L. deliciosus is an edible mushroom, but may taste mild or bitter; its misleading epithet, deliciosus ('delicious'), may have been caused by Linnaeus mistaking it for another species. The mushrooms are collected from August to early October, in the Northern Hemisphere and April to June in the Southern Hemisphere. Traditionally being salted or pickled. High consumption of the species may cause urine to discolor to orange or red.

It is widely collected in the Iberian Peninsula. It is used in Spanish cuisine. One recipe recommends they should be lightly washed, fried whole cap down in olive oil with a small amount of garlic and served drenched in raw olive oil and parsley. Only a very small amount of butter is recommended in the pan.

This mushroom is also very popular in Russia, usually salted.
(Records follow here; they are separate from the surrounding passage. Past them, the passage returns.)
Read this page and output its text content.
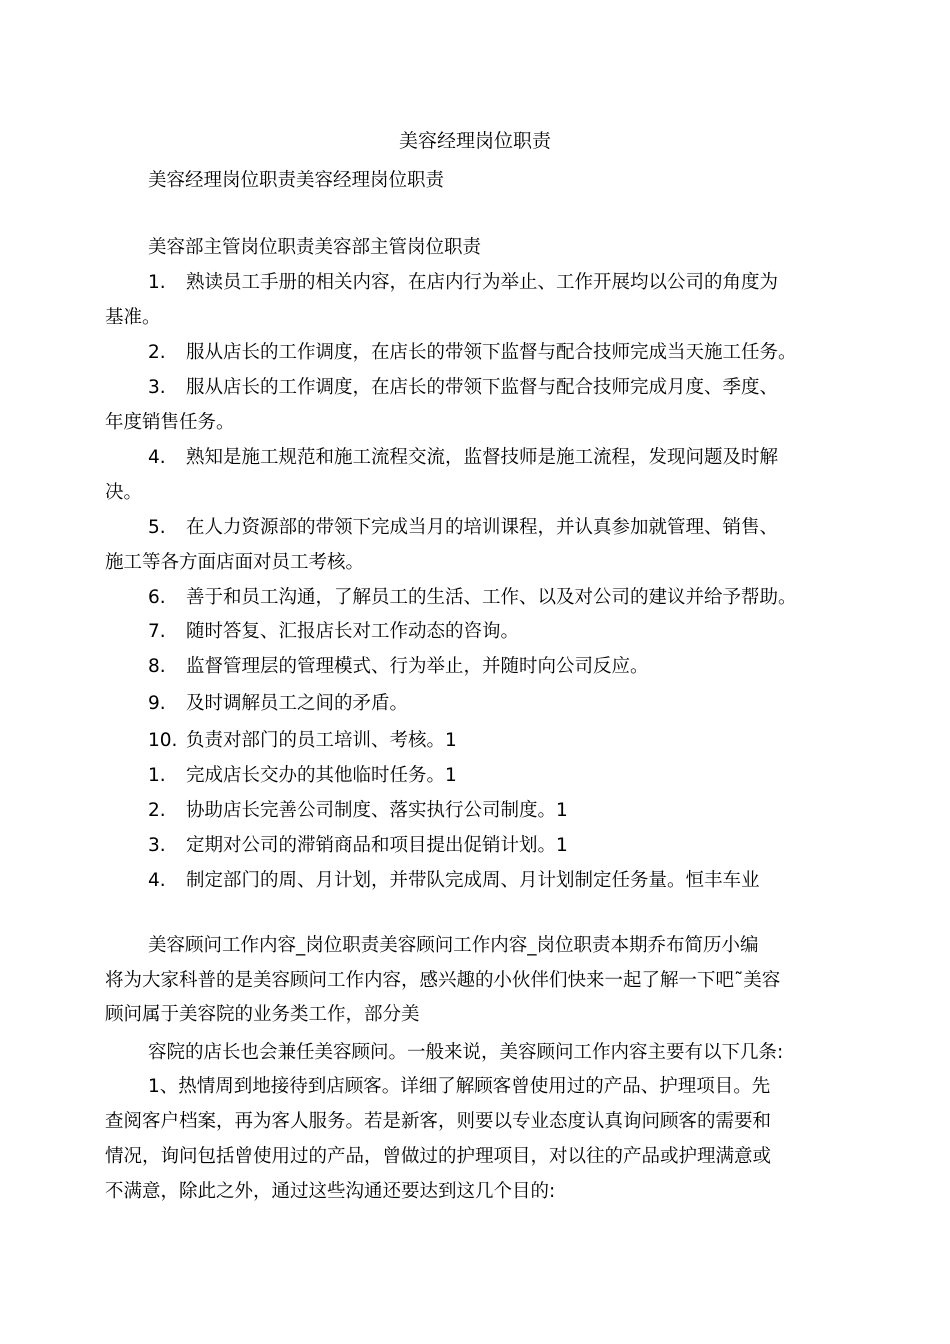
美容经理岗位职责
美容经理岗位职责美容经理岗位职责
美容部主管岗位职责美容部主管岗位职责
1. 熟读员工手册的相关内容，在店内行为举止、工作开展均以公司的角度为
基准。
2. 服从店长的工作调度，在店长的带领下监督与配合技师完成当天施工任务。
3. 服从店长的工作调度，在店长的带领下监督与配合技师完成月度、季度、
年度销售任务。
4. 熟知是施工规范和施工流程交流，监督技师是施工流程，发现问题及时解
决。
5. 在人力资源部的带领下完成当月的培训课程，并认真参加就管理、销售、
施工等各方面店面对员工考核。
6. 善于和员工沟通，了解员工的生活、工作、以及对公司的建议并给予帮助。
7. 随时答复、汇报店长对工作动态的咨询。
8. 监督管理层的管理模式、行为举止，并随时向公司反应。
9. 及时调解员工之间的矛盾。
10. 负责对部门的员工培训、考核。1
1. 完成店长交办的其他临时任务。1
2. 协助店长完善公司制度、落实执行公司制度。1
3. 定期对公司的滞销商品和项目提出促销计划。1
4. 制定部门的周、月计划，并带队完成周、月计划制定任务量。恒丰车业
美容顾问工作内容_岗位职责美容顾问工作内容_岗位职责本期乔布简历小编
将为大家科普的是美容顾问工作内容，感兴趣的小伙伴们快来一起了解一下吧˜美容
顾问属于美容院的业务类工作，部分美
容院的店长也会兼任美容顾问。一般来说，美容顾问工作内容主要有以下几条:
1、热情周到地接待到店顾客。详细了解顾客曾使用过的产品、护理项目。先
查阅客户档案，再为客人服务。若是新客，则要以专业态度认真询问顾客的需要和
情况，询问包括曾使用过的产品，曾做过的护理项目，对以往的产品或护理满意或
不满意，除此之外，通过这些沟通还要达到这几个目的:
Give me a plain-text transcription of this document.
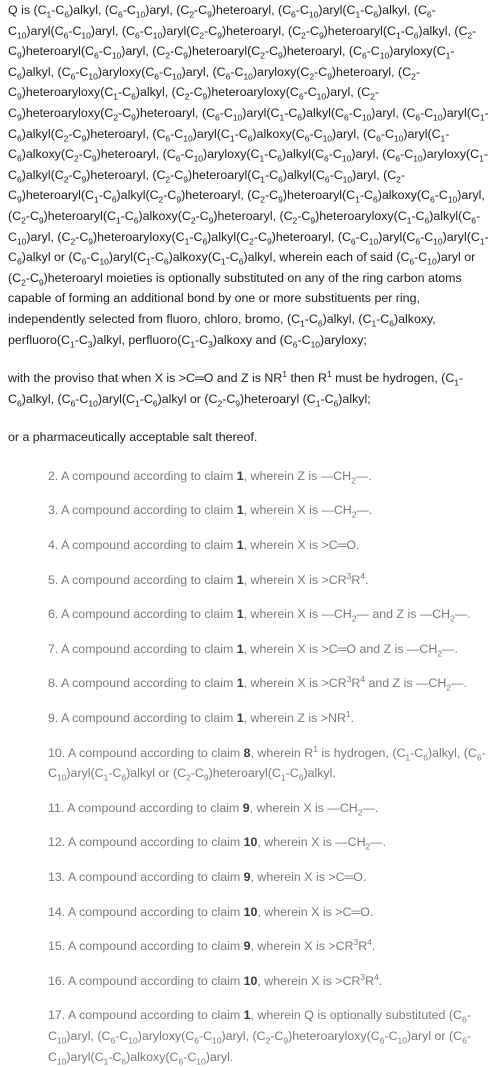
Q is $(C_1-C_6)alkyl$, $(C_6-C_{10})aryl$, $(C_2-C_9)heteroaryl$, $(C_6-C_{10})aryl(C_1-C_6)alkyl$, $(C_6-C_{10})aryl(C_6-C_{10})aryl$, $(C_6-C_{10})aryl(C_2-C_9)heteroaryl$, $(C_2-C_9)heteroaryl(C_1-C_6)alkyl$, $(C_2-C_9)heteroaryl(C_6-C_{10})aryl$, $(C_2-C_9)heteroaryl(C_2-C_9)heteroaryl$, $(C_6-C_{10})aryloxy(C_1-C_6)alkyl$, $(C_6-C_{10})aryloxy(C_6-C_{10})aryl$, $(C_6-C_{10})aryloxy(C_2-C_9)heteroaryl$, $(C_2-C_9)heteroaryloxy(C_1-C_6)alkyl$, $(C_2-C_9)heteroaryloxy(C_6-C_{10})aryl$, $(C_2-C_9)heteroaryloxy(C_2-C_9)heteroaryl$, $(C_6-C_{10})aryl(C_1-C_6)alkyl(C_6-C_{10})aryl$, $(C_6-C_{10})aryl(C_1-C_6)alkyl(C_2-C_9)heteroaryl$, $(C_6-C_{10})aryl(C_1-C_6)alkoxy(C_6-C_{10})aryl$, $(C_6-C_{10})aryl(C_1-C_6)alkoxy(C_2-C_9)heteroaryl$, $(C_6-C_{10})aryloxy(C_1-C_6)alkyl(C_6-C_{10})aryl$, $(C_6-C_{10})aryloxy(C_1-C_6)alkyl(C_2-C_9)heteroaryl$, $(C_2-C_9)heteroaryl(C_1-C_6)alkyl(C_6-C_{10})aryl$, $(C_2-C_9)heteroaryl(C_1-C_6)alkyl(C_2-C_9)heteroaryl$, $(C_2-C_9)heteroaryl(C_1-C_6)alkoxy(C_6-C_{10})aryl$, $(C_2-C_9)heteroaryl(C_1-C_6)alkoxy(C_2-C_9)heteroaryl$, $(C_2-C_9)heteroaryloxy(C_1-C_6)alkyl(C_6-C_{10})aryl$, $(C_2-C_9)heteroaryloxy(C_1-C_6)alkyl(C_2-C_9)heteroaryl$, $(C_6-C_{10})aryl(C_6-C_{10})aryl(C_1-C_6)alkyl$ or $(C_6-C_{10})aryl(C_1-C_6)alkoxy(C_1-C_6)alkyl$, wherein each of said $(C_6-C_{10})aryl$ or $(C_2-C_9)heteroaryl$ moieties is optionally substituted on any of the ring carbon atoms capable of forming an additional bond by one or more substituents per ring, independently selected from fluoro, chloro, bromo, $(C_1-C_6)alkyl$, $(C_1-C_6)alkoxy$, $perfluoro(C_1-C_3)alkyl$, $perfluoro(C_1-C_3)alkoxy$ and $(C_6-C_{10})aryloxy$;

with the proviso that when X is >C═O and Z is $NR^1$ then $R^1$ must be hydrogen, $(C_1-C_6)alkyl$, $(C_6-C_{10})aryl(C_1-C_6)alkyl$ or $(C_2-C_9)heteroaryl$ $(C_1-C_6)alkyl$;

or a pharmaceutically acceptable salt thereof.

2. A compound according to claim 1, wherein Z is $—CH_2—$.

3. A compound according to claim 1, wherein X is $—CH_2—$.

4. A compound according to claim 1, wherein X is >C═O.

5. A compound according to claim 1, wherein X is $>CR^3R^4$.

6. A compound according to claim 1, wherein X is $—CH_2—$ and Z is $—CH_2—$.

7. A compound according to claim 1, wherein X is >C═O and Z is $—CH_2—$.

8. A compound according to claim 1, wherein X is $>CR^3R^4$ and Z is $—CH_2—$.

9. A compound according to claim 1, wherein Z is $>NR^1$.

10. A compound according to claim 8, wherein $R^1$ is hydrogen, $(C_1-C_6)alkyl$, $(C_6-C_{10})aryl(C_1-C_6)alkyl$ or $(C_2-C_9)heteroaryl(C_1-C_6)alkyl$.

11. A compound according to claim 9, wherein X is $—CH_2—$.

12. A compound according to claim 10, wherein X is $—CH_2—$.

13. A compound according to claim 9, wherein X is >C═O.

14. A compound according to claim 10, wherein X is >C═O.

15. A compound according to claim 9, wherein X is $>CR^3R^4$.

16. A compound according to claim 10, wherein X is $>CR^3R^4$.

17. A compound according to claim 1, wherein Q is optionally substituted $(C_6-C_{10})aryl$, $(C_6-C_{10})aryloxy(C_6-C_{10})aryl$, $(C_2-C_9)heteroaryloxy(C_6-C_{10})aryl$ or $(C_6-C_{10})aryl(C_1-C_6)alkoxy(C_6-C_{10})aryl$.
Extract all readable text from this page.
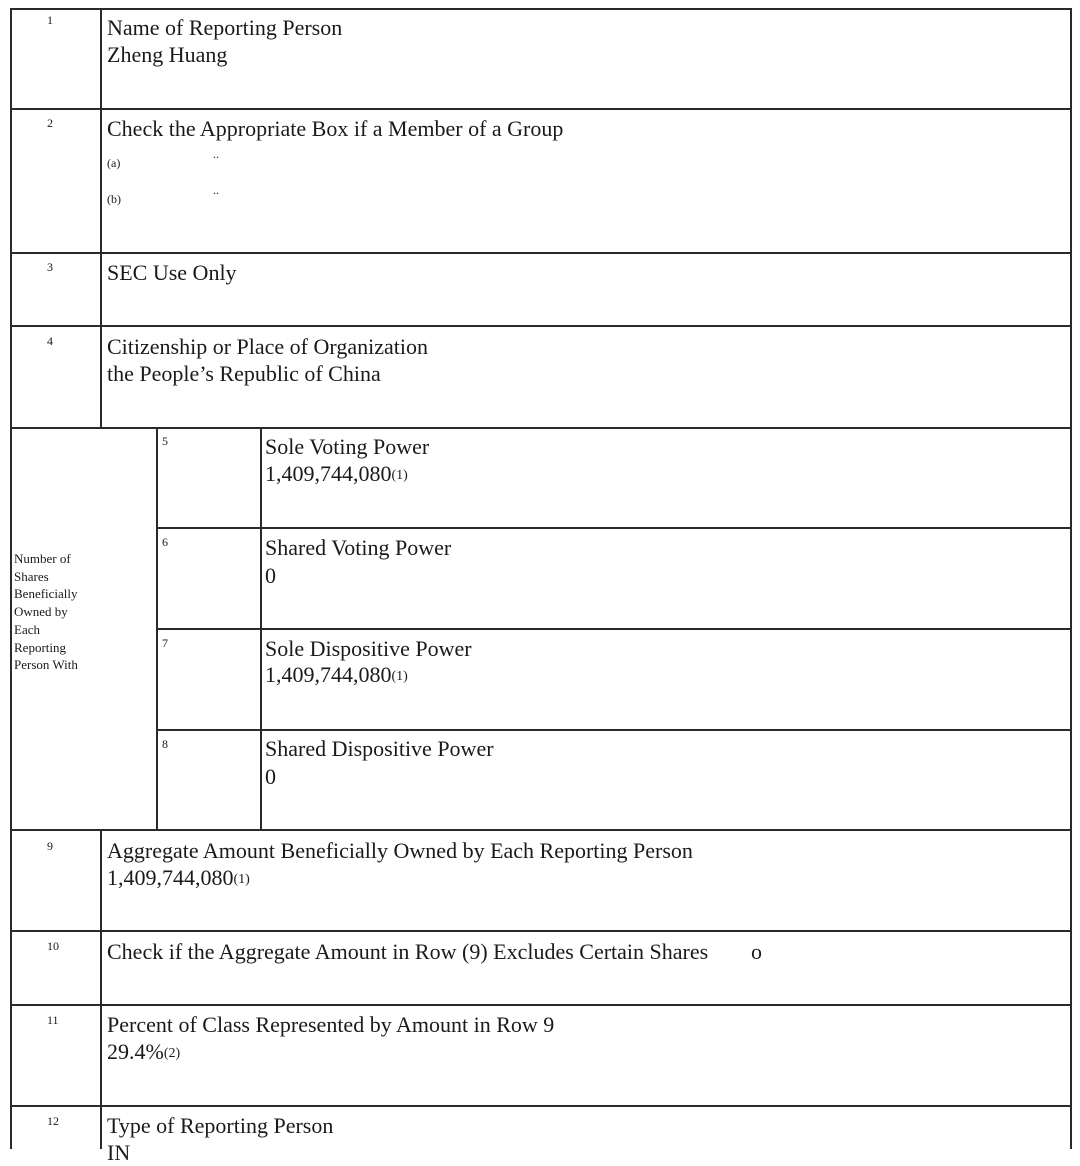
1 Name of Reporting Person
Zheng Huang
2 Check the Appropriate Box if a Member of a Group
(a)
..
(b)
..
3 SEC Use Only
4 Citizenship or Place of Organization
the People’s Republic of China
Number of
Shares
Beneficially
Owned by
Each
Reporting
Person With
5	Sole Voting Power
1,409,744,080$^{(1)}$
6	Shared Voting Power
0
7	Sole Dispositive Power
1,409,744,080$^{(1)}$
8	Shared Dispositive Power
0
9 Aggregate Amount Beneficially Owned by Each Reporting Person
1,409,744,080$^{(1)}$
10 Check if the Aggregate Amount in Row (9) Excludes Certain Shares o
11 Percent of Class Represented by Amount in Row 9
29.4%$^{(2)}$
12 Type of Reporting Person
IN
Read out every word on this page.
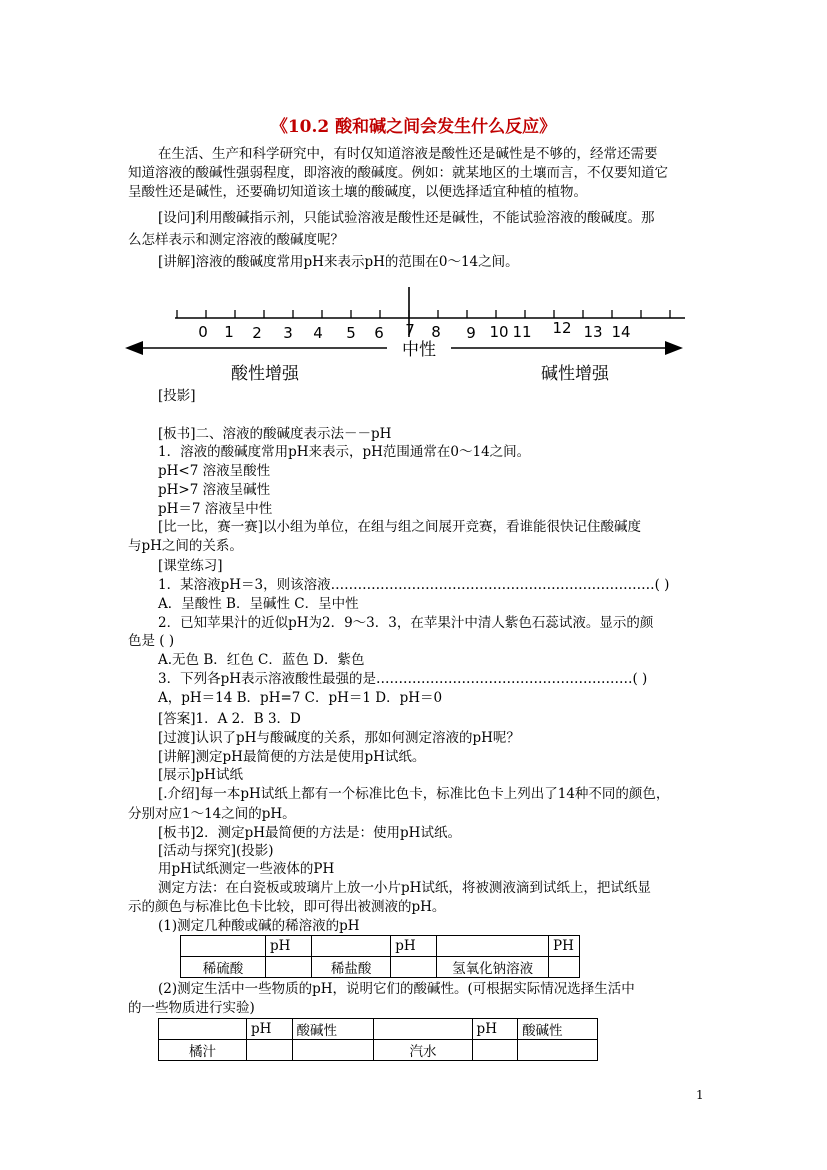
《10.2 酸和碱之间会发生什么反应》
在生活、生产和科学研究中，有时仅知道溶液是酸性还是碱性是不够的，经常还需要
知道溶液的酸碱性强弱程度，即溶液的酸碱度。例如：就某地区的土壤而言，不仅要知道它
呈酸性还是碱性，还要确切知道该土壤的酸碱度，以便选择适宜种植的植物。
[设问]利用酸碱指示剂，只能试验溶液是酸性还是碱性，不能试验溶液的酸碱度。那
么怎样表示和测定溶液的酸碱度呢？
[讲解]溶液的酸碱度常用pH来表示pH的范围在0～14之间。
0 1 2 3 4 5 6 7 8 9 10 11 12 13 14
中性
酸性增强	碱性增强
[投影]
[板书]二、溶液的酸碱度表示法－－pH
1．溶液的酸碱度常用pH来表示，pH范围通常在0～14之间。
pH<7 溶液呈酸性
pH>7 溶液呈碱性
pH＝7 溶液呈中性
[比一比，赛一赛]以小组为单位，在组与组之间展开竞赛，看谁能很快记住酸碱度
与pH之间的关系。
[课堂练习]
1．某溶液pH＝3，则该溶液………………………………………………………………( )
A．呈酸性 B．呈碱性 C．呈中性
2．已知苹果汁的近似pH为2．9～3．3，在苹果汁中清人紫色石蕊试液。显示的颜
色是 ( )
A.无色 B．红色 C．蓝色 D．紫色
3．下列各pH表示溶液酸性最强的是…………………………………………………( )
A，pH＝14 B．pH=7 C．pH＝1 D．pH＝0
[答案]1．A 2．B 3．D
[过渡]认识了pH与酸碱度的关系，那如何测定溶液的pH呢？
[讲解]测定pH最简便的方法是使用pH试纸。
[展示]pH试纸
[.介绍]每一本pH试纸上都有一个标准比色卡，标准比色卡上列出了14种不同的颜色，
分别对应1～14之间的pH。
[板书]2．测定pH最简便的方法是：使用pH试纸。
[活动与探究](投影)
用pH试纸测定一些液体的PH
测定方法：在白瓷板或玻璃片上放一小片pH试纸，将被测液滴到试纸上，把试纸显
示的颜色与标准比色卡比较，即可得出被测液的pH。
(1)测定几种酸或碱的稀溶液的pH
	pH		pH		PH
稀硫酸		稀盐酸		氢氧化钠溶液	
(2)测定生活中一些物质的pH，说明它们的酸碱性。(可根据实际情况选择生活中
的一些物质进行实验)
	pH	酸碱性		pH	酸碱性
橘汁			汽水		
1
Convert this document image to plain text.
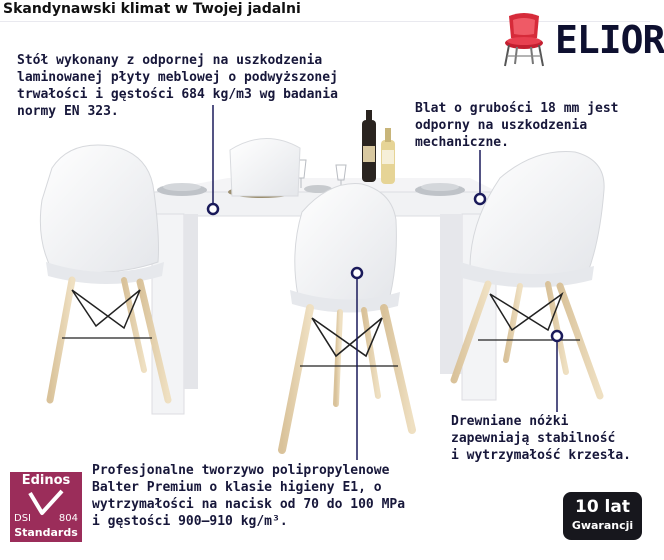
Skandynawski klimat w Twojej jadalni
ELIOR
Stół wykonany z odpornej na uszkodzenia
laminowanej płyty meblowej o podwyższonej
trwałości i gęstości 684 kg/m3 wg badania
normy EN 323.	Blat o grubości 18 mm jest
odporny na uszkodzenia
mechaniczne.
Drewniane nóżki
zapewniają stabilność
i wytrzymałość krzesła.
Profesjonalne tworzywo polipropylenowe
Balter Premium o klasie higieny E1, o
wytrzymałości na nacisk od 70 do 100 MPa
i gęstości 900–910 kg/m³.
Edinos
DSI	804
Standards
10 lat
Gwarancji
Further north and east it is a feature of Provençal cuisine. They are also collected in Poland, where they are traditionally served fried in butter, with cream, or marinated. In Cyprus, saffron milk caps are usually grilled on the charcoal and then dressed in olive oil and lemon or bitter orange, they are sauteed with onions, or sometimes stewed with onions, coriander and red wine. In Russian cuisine these mushrooms are traditionally preserved by salting.

In India, the fungus is one of the ten most widely consumed mushrooms by indigenous tribes of Meghalaya.

==Culture==
A fresco in the Roman town of Herculaneum appears to depict L. deliciosus and is one of the earliest pieces of art to illustrate a fungus.